Pengujian Kebenaran Penghitungan Matematis Pengujian kebenaran penghitungan matematis adalah pengujian yang dilakukan untuk meyakini kebenaran penghitungan matematis, seperti penjumlahan, pengurangan, perkalian, dan pembagian atas objek yang diperiksa. Prosedur Pemeriksaan yang dapat ditempuh: a. pelajari kebijakan akuntansi Wajib Pajak; b. teliti dokumen pendukung penghitungan; c. teliti metode penghitungan yang digunakan oleh Wajib Pajak; d. uji kebenaran penghitungannya; e. dan sebagainya.
14.
Wawancara Wawancara adalah proses tanya jawab yang dilakukan untuk memperoleh keterangan yang lebih lengkap mengenai hal-hal terkait dengan pos-pos yang diperiksa dan/atau untuk mengumpulkan data dan/atau informasi lain yang diperlukan dalam pemeriksaan baik dengan Wajib Pajak maupun dengan pihak lain. Prosedur Pemeriksaan yang dapat ditempuh : a. tentukan keterangan, data, dan/atau informasi yang dibutuhkan; b. tentukan pihak-pihak yang dapat menyediakan; c. buat daftar pertanyaan sebelum dilakukan wawancara; d. tentukan jadwal, waktu dan tempat; e. dokumentasikan hasil wawancara dalam bentuk berita acara apabila dipandang perlu; f. dan sebagainya.
15.
Uji Petik (Sampling) Uji petik (sampling) menurut ketentuan ini adalah suatu Teknik Pemeriksaan yang dilakukan dengan cara menguji sebagian bukti atau transaksi, yang dipilih berdasarkan metode statistik tertentu, yang tujuannya bukan untuk mendapatkan koreksi namun untuk memperoleh keyakinan atas Pos-pos SPT dan/atau pos-pos turunannya. Dalam menggunakan teknik sampling setidaknya dapat menguraikan: a. tujuan sampling; b. jumlah populasi dan sampel yang ditentukan; c. metode pemilihan sampel dan pengujiannya; d. tingkat penyimpangan yang dapat ditolerir; e. kesimpulan. Prosedur penggunaan teknik sampling mengacu pada kaidah sampling sesuai ketentuan yang berlaku umum atau ilmu statistik kecuali apabila diatur khusus oleh Direktur Jenderal Pajak.
16.
Teknik Audit Berbantuan Komputer (TABK) Teknik
Audit
Berbantuan
Komputer
(TABK)
adalah
Teknik
Pemeriksaan
yang
memanfaatkan
aplikasi-aplikasi pada suatu komputer maupun suatu sistem informasi untuk mendapatkan keyakinan terhadap kebenaran suatu transaksi yang dicatat/diolah/dibukukan dengan menggunakan suatu aplikasi tertentu. Kemajuan dan perkembangan teknologi informasi, menuntut para Pemeriksa Pajak untuk mampu mengembangkan Teknik Pemeriksaan dengan TABK agar pemeriksaan dapat dilakukan lebih efektif dan efisien. Prosedur Pemeriksaan yang dapat ditempuh: a. pelajari sistem informasi Wajib Pajak; b. siapkan sarana-saran TABK; c. minta bantuan tenaga ahli jika diperlukan; d. dokumentasikan pelaksanaan TABK; e. dan sebagainya. 17.
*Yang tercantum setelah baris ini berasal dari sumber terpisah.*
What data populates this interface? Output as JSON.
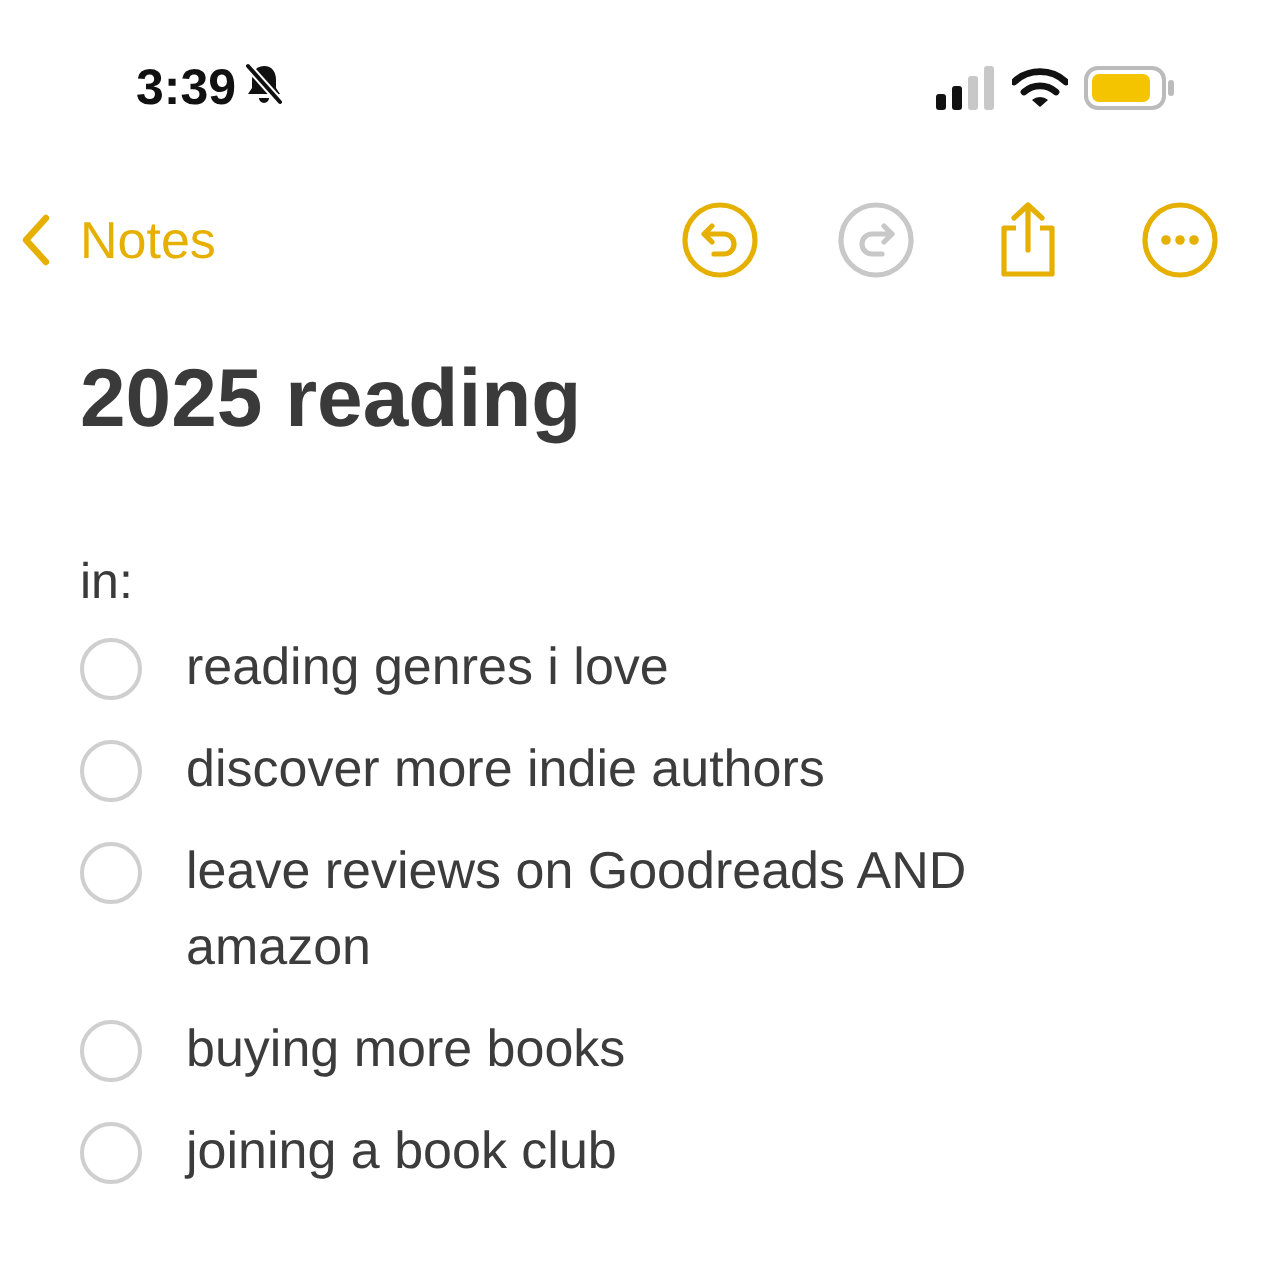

Teknik-teknik Pemeriksaan lainnya. Teknik-teknik Pemeriksaan dalam rangka meyakini kebenaran suatu transaksi tidak dibatasi hanya sebagaimana yang telah diuraikan sebelumnya, namun Pemeriksa Pajak dapat mengembangkan dan/atau menggunakan teknik lainnya yang berlaku umum. Pemeriksa Pajak harus mengungkapkan secara jelas Teknik Pemeriksaan yang digunakan beserta alasannya, sehingga pemeriksaan tetap dapat dipertanggungjawabkan berdasarkan bukti kompeten yang cukup.